We have a written Constitution whose clauses have finite meaning and are not aspirational principles or general guidelines. There is no point to having a written Constitution if the words don’t mean what they say or if they can mean what they in fact don’t say. But liberals need an expansive judicial power unmoored to the Constitution’s written words (a “living” Constitution) because they been unable to achieve their societal aims entirely through legislative and executive means.

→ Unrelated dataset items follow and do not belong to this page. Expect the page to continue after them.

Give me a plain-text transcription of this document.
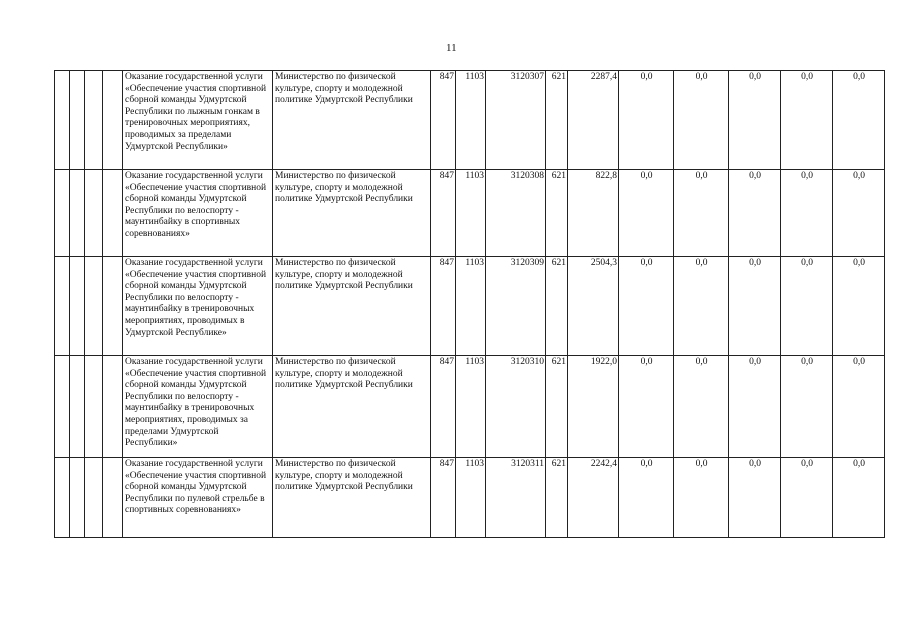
11
				Оказание государственной услуги «Обеспечение участия спортивной сборной команды Удмуртской Республики по лыжным гонкам в тренировочных мероприятиях, проводимых за пределами Удмуртской Республики»	Министерство по физической культуре, спорту и молодежной политике Удмуртской Республики	847	1103	3120307	621	2287,4	0,0	0,0	0,0	0,0	0,0
				Оказание государственной услуги «Обеспечение участия спортивной сборной команды Удмуртской Республики по велоспорту - маунтинбайку в спортивных соревнованиях»	Министерство по физической культуре, спорту и молодежной политике Удмуртской Республики	847	1103	3120308	621	822,8	0,0	0,0	0,0	0,0	0,0
				Оказание государственной услуги «Обеспечение участия спортивной сборной команды Удмуртской Республики по велоспорту - маунтинбайку в тренировочных мероприятиях, проводимых в Удмуртской Республике»	Министерство по физической культуре, спорту и молодежной политике Удмуртской Республики	847	1103	3120309	621	2504,3	0,0	0,0	0,0	0,0	0,0
				Оказание государственной услуги «Обеспечение участия спортивной сборной команды Удмуртской Республики по велоспорту - маунтинбайку в тренировочных мероприятиях, проводимых за пределами Удмуртской Республики»	Министерство по физической культуре, спорту и молодежной политике Удмуртской Республики	847	1103	3120310	621	1922,0	0,0	0,0	0,0	0,0	0,0
				Оказание государственной услуги «Обеспечение участия спортивной сборной команды Удмуртской Республики по пулевой стрельбе в спортивных соревнованиях»	Министерство по физической культуре, спорту и молодежной политике Удмуртской Республики	847	1103	3120311	621	2242,4	0,0	0,0	0,0	0,0	0,0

Roe v. Wade is a perfect example, wherein a majority of Justices created a federal Constitutional right to an abortion that cannot be honestly found in the clauses of the written Constitution, hence the talk of “penumbras” and such; one can certainly be “pro-choice” and nevertheless find the majority holding in the case corrosive to a Constitutional republic based on written laws. After saying such one day, I’ll never forget the emotional response I got from a very bright attorney: “So you want to go back to the days of dangerous back-alley abortions!?” For some, the written Constitution is just a procedural hurdle – one must do what is “right”, and so the end sometimes justifies the means. Have I no empathy for women, don’t I want the “right” outcome in the case? But the history of liberty is in large part the history of fair and honest legal process. An anti-impartiality “empathy” standard for deciding the competing issues in a case destroys that foundation.

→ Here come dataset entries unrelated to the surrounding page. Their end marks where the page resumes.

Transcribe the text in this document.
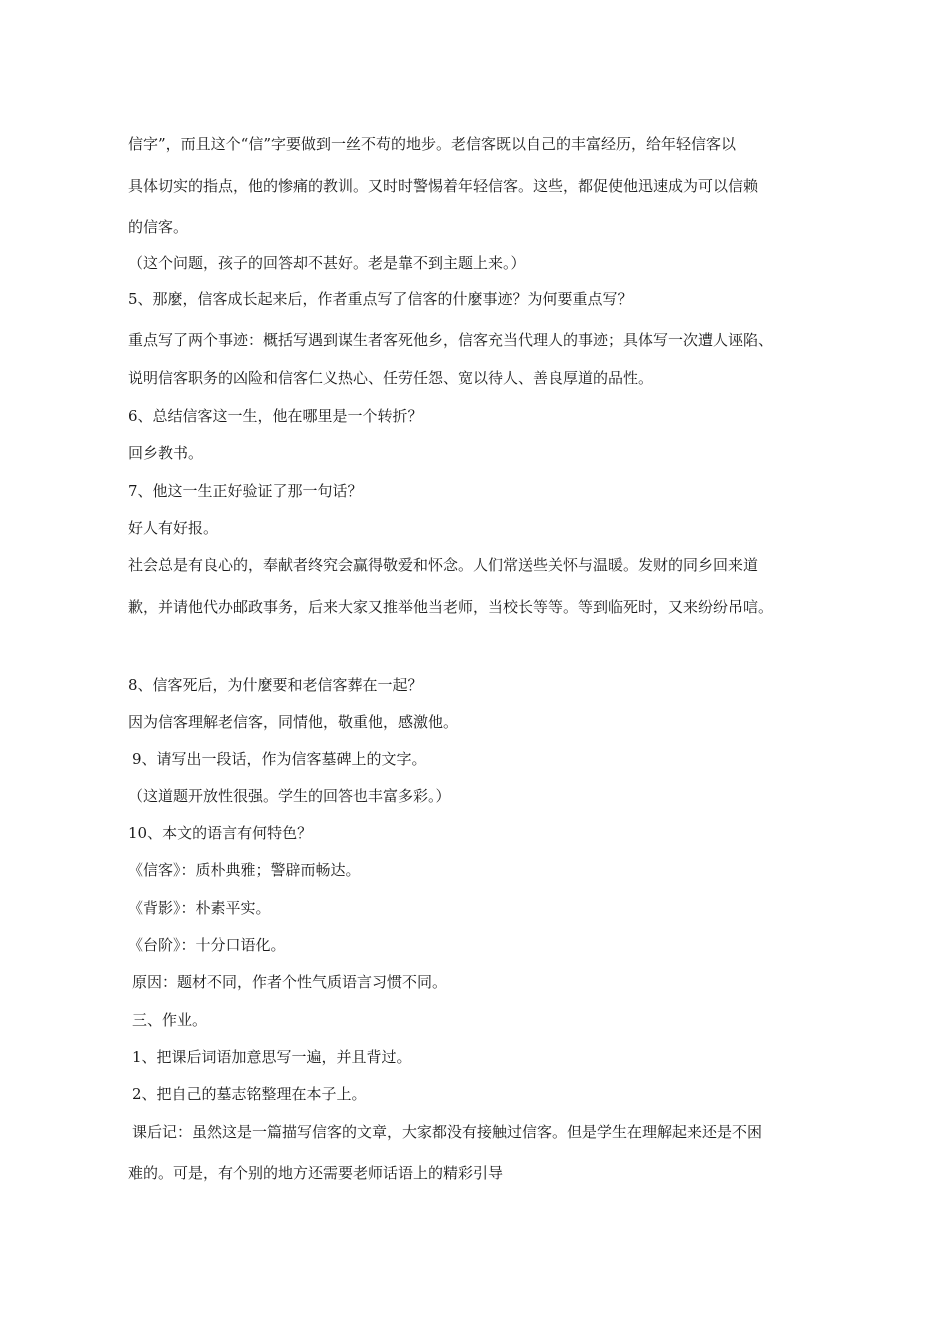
信字”，而且这个“信”字要做到一丝不苟的地步。老信客既以自己的丰富经历，给年轻信客以
具体切实的指点，他的惨痛的教训。又时时警惕着年轻信客。这些，都促使他迅速成为可以信赖
的信客。
（这个问题，孩子的回答却不甚好。老是靠不到主题上来。）
5、那麼，信客成长起来后，作者重点写了信客的什麼事迹？为何要重点写？
重点写了两个事迹：概括写遇到谋生者客死他乡，信客充当代理人的事迹；具体写一次遭人诬陷、
说明信客职务的凶险和信客仁义热心、任劳任怨、宽以待人、善良厚道的品性。
6、总结信客这一生，他在哪里是一个转折？
回乡教书。
7、他这一生正好验证了那一句话？
好人有好报。
社会总是有良心的，奉献者终究会赢得敬爱和怀念。人们常送些关怀与温暖。发财的同乡回来道
歉，并请他代办邮政事务，后来大家又推举他当老师，当校长等等。等到临死时，又来纷纷吊唁。
8、信客死后，为什麼要和老信客葬在一起？
因为信客理解老信客，同情他，敬重他，感激他。
9、请写出一段话，作为信客墓碑上的文字。
（这道题开放性很强。学生的回答也丰富多彩。）
10、本文的语言有何特色？
《信客》：质朴典雅；警辟而畅达。
《背影》：朴素平实。
《台阶》：十分口语化。
原因：题材不同，作者个性气质语言习惯不同。
三、作业。
1、把课后词语加意思写一遍，并且背过。
2、把自己的墓志铭整理在本子上。
课后记：虽然这是一篇描写信客的文章，大家都没有接触过信客。但是学生在理解起来还是不困
难的。可是，有个别的地方还需要老师话语上的精彩引导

Here’s a current example: liberals are relying on the Commerce Clause as the basis of federal power to require every American to purchase private health insurance from a private company. No honest person actually thinks such a federal power can be found anywhere in the Constitution, including the much-abused Commerce Clause. But Obamacare supporters think the individual insurance mandate is a necessary component of their national health care plan and therefore is the “right” thing to do. The approach: figure out what’s “right” and then find some Constitutional language, perhaps a “penumbra” or “emanation”, that will seemingly justify it to a mostly inattentive and trusting public.

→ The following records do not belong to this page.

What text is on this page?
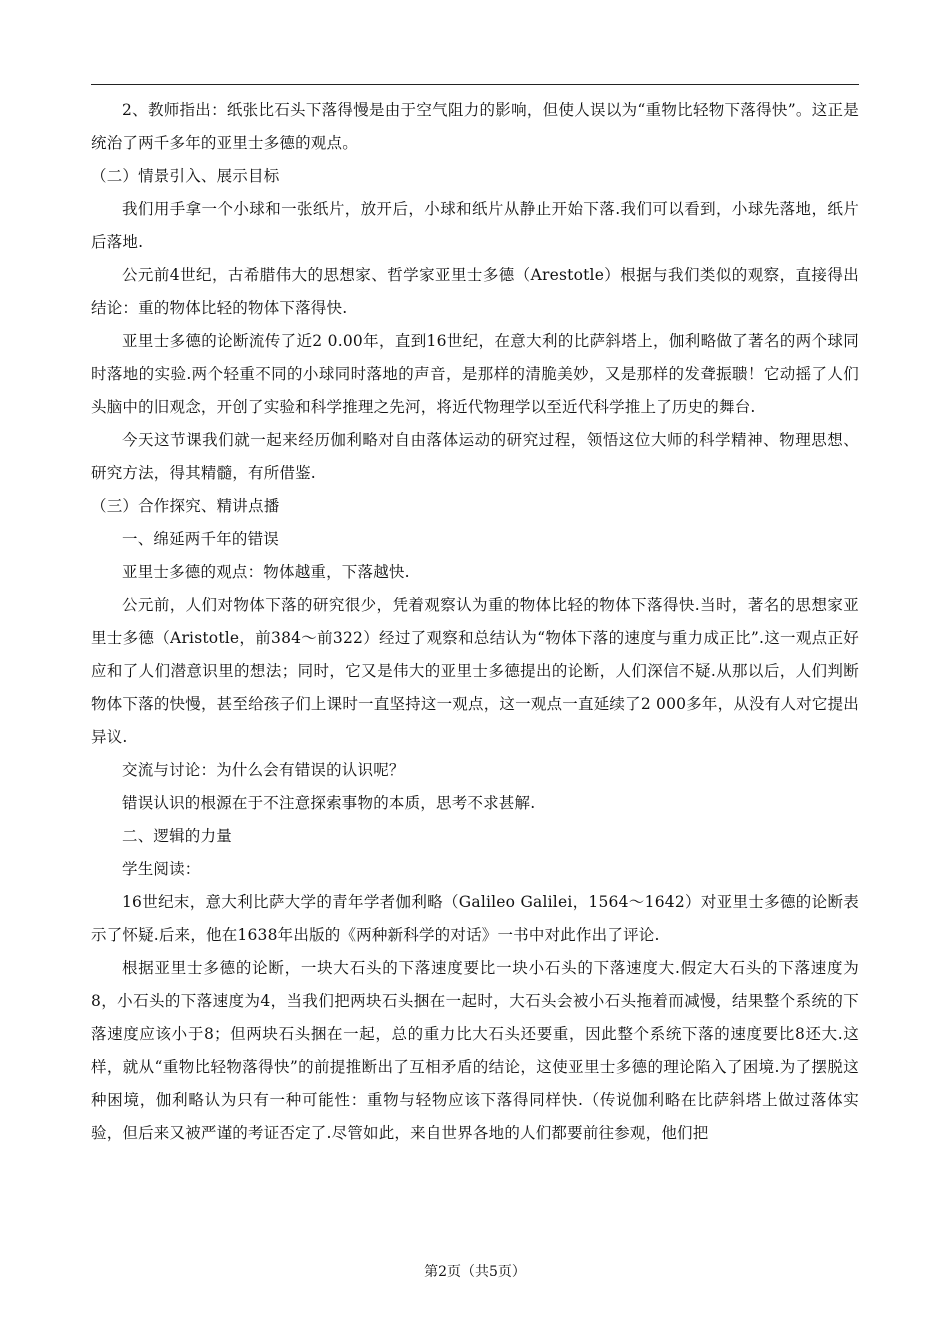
2、教师指出：纸张比石头下落得慢是由于空气阻力的影响，但使人误以为“重物比轻物下落得快”。这正是统治了两千多年的亚里士多德的观点。

（二）情景引入、展示目标

我们用手拿一个小球和一张纸片，放开后，小球和纸片从静止开始下落.我们可以看到，小球先落地，纸片后落地.

公元前4世纪，古希腊伟大的思想家、哲学家亚里士多德（Arestotle）根据与我们类似的观察，直接得出结论：重的物体比轻的物体下落得快.

亚里士多德的论断流传了近2 0.00年，直到16世纪，在意大利的比萨斜塔上，伽利略做了著名的两个球同时落地的实验.两个轻重不同的小球同时落地的声音，是那样的清脆美妙，又是那样的发聋振聩！它动摇了人们头脑中的旧观念，开创了实验和科学推理之先河，将近代物理学以至近代科学推上了历史的舞台.

今天这节课我们就一起来经历伽利略对自由落体运动的研究过程，领悟这位大师的科学精神、物理思想、研究方法，得其精髓，有所借鉴.

（三）合作探究、精讲点播

一、绵延两千年的错误

亚里士多德的观点：物体越重，下落越快.

公元前，人们对物体下落的研究很少，凭着观察认为重的物体比轻的物体下落得快.当时，著名的思想家亚里士多德（Aristotle，前384～前322）经过了观察和总结认为“物体下落的速度与重力成正比”.这一观点正好应和了人们潜意识里的想法；同时，它又是伟大的亚里士多德提出的论断，人们深信不疑.从那以后，人们判断物体下落的快慢，甚至给孩子们上课时一直坚持这一观点，这一观点一直延续了2 000多年，从没有人对它提出异议.

交流与讨论：为什么会有错误的认识呢？

错误认识的根源在于不注意探索事物的本质，思考不求甚解.

二、逻辑的力量

学生阅读：

16世纪末，意大利比萨大学的青年学者伽利略（Galileo Galilei，1564～1642）对亚里士多德的论断表示了怀疑.后来，他在1638年出版的《两种新科学的对话》一书中对此作出了评论.

根据亚里士多德的论断，一块大石头的下落速度要比一块小石头的下落速度大.假定大石头的下落速度为8，小石头的下落速度为4，当我们把两块石头捆在一起时，大石头会被小石头拖着而减慢，结果整个系统的下落速度应该小于8；但两块石头捆在一起，总的重力比大石头还要重，因此整个系统下落的速度要比8还大.这样，就从“重物比轻物落得快”的前提推断出了互相矛盾的结论，这使亚里士多德的理论陷入了困境.为了摆脱这种困境，伽利略认为只有一种可能性：重物与轻物应该下落得同样快.（传说伽利略在比萨斜塔上做过落体实验，但后来又被严谨的考证否定了.尽管如此，来自世界各地的人们都要前往参观，他们把

第2页（共5页）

Ramesh Ponnuru discussed this Constitutional interpretation in a post (link) yesterday at National Review Online titled “Umpires vs. Liberals”, and concluded with a very interesting point. He asks: “If the Constitution merely lays out several “values” to which we aspire, and does not supply the materials for determining how to resolve conflicts among these values in cases where such conflicts arise … then why should unelected lawyers instead of legislators decide how to resolve these conflicts?” The answer for liberals must be: voters, the “People,” are too unenlightened (false consciousness and all that, expressed by one exasperated liberal a few years ago as “What’s the Matter with Kansas?”) to reliably elect correct thinking legislators, and so an enlightened ruling elite, unelected by design yet ostensibly empathetic to their interests, must make the important decisions for them. A very different view of governance than that of the American system we’ve inherited.